Are you too skinny? Do your weird langue and pale complexion shoo away the
girls you like? Or is the frighteningly massive population of your race make
you feel like an insignificant part of a yellow dominating group? Do not let
your flaws impede you from success. Stop thinking about what you lack and start
working on where you excel.
Keep in mind that: Asians excel in a multiplicity of things, to a very frightening extent.

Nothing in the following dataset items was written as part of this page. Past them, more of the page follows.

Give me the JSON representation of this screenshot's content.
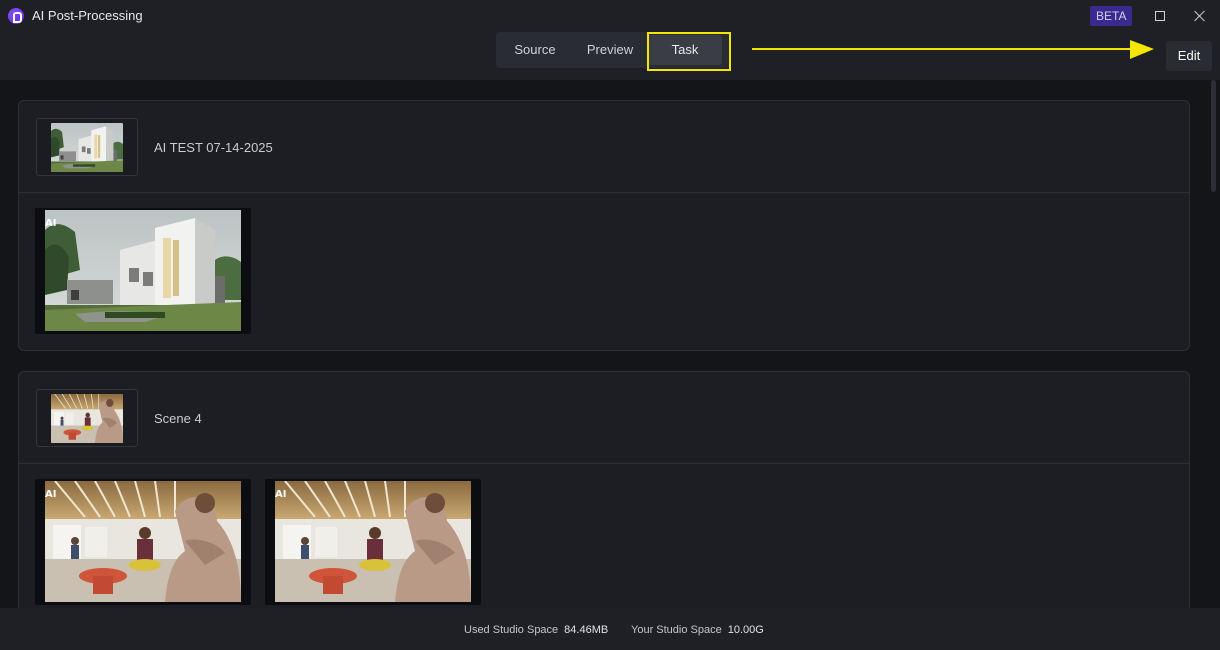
{
  "app": {
    "title": "AI Post-Processing",
    "beta_label": "BETA"
  },
  "tabs": [
    {
      "label": "Source",
      "active": false
    },
    {
      "label": "Preview",
      "active": false
    },
    {
      "label": "Task",
      "active": true
    }
  ],
  "edit_label": "Edit",
  "annotation": {
    "color": "#f5e600"
  },
  "tasks": [
    {
      "title": "AI TEST 07-14-2025",
      "thumbnail": "building-exterior-image",
      "results": [
        {
          "badge": "AI",
          "image": "building-exterior-image"
        }
      ]
    },
    {
      "title": "Scene 4",
      "thumbnail": "office-lounge-image",
      "results": [
        {
          "badge": "AI",
          "image": "office-lounge-image"
        },
        {
          "badge": "AI",
          "image": "office-lounge-image"
        }
      ]
    }
  ],
  "status": {
    "used_label": "Used Studio Space",
    "used_value": "84.46MB",
    "total_label": "Your Studio Space",
    "total_value": "10.00G"
  },
  "colors": {
    "background": "#141519",
    "topbar": "#1e2026",
    "accent": "#8a4dff",
    "beta_badge": "#3a2a8e"
  }
}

Any stereotype with the affirmation of the condescending 9gag community (plus
the online freaks who would pick a fight on any given time) cannot be proven
false. So what if your uncooperative biceps remain in hiding after spending 23
hours a day in the gym? Stop bodybuilding and try something else. Like dancing,
perhaps? Most Asians are really good dancers (proven by Glee’s very own Mike
Chang). But if you are an outlier with two left feet, don’t hang yourself just
yet! Try basketball. People like Yao Ming and Jeremy Lin have been rendered as
global phenomena for excelling in a sport where the common Asian fails to
thrive. If you think that enough practice would only earn you a life long slot
on the bench (bangko) and you would still suck like a fat Asian potato, then
flee that group and play in a team of a less basketball conducive race.
Surround yourself with people who aren’t talented and are less dedicated. Trust
me, you would stand out for sure.
If this still doesn’t work, don’t cut those
skinny legs off while thinking you are a useless yellow piece of shit. There
are a lot of other things to excel in, if sports do not permit. I’m pretty sure
you’re better than everyone at playing chess. If this harsh world makes you
believe that Chess is an underappreciated geeky talent and will never get you
into the cast of Jersey Shore or Gossip Girl, then apply your logic and
analysis skills in something much “cooler”. Try playing cards (poker, Pusoy
Dos). Brilliance in gambling is an asset that will aid you in picking up girls.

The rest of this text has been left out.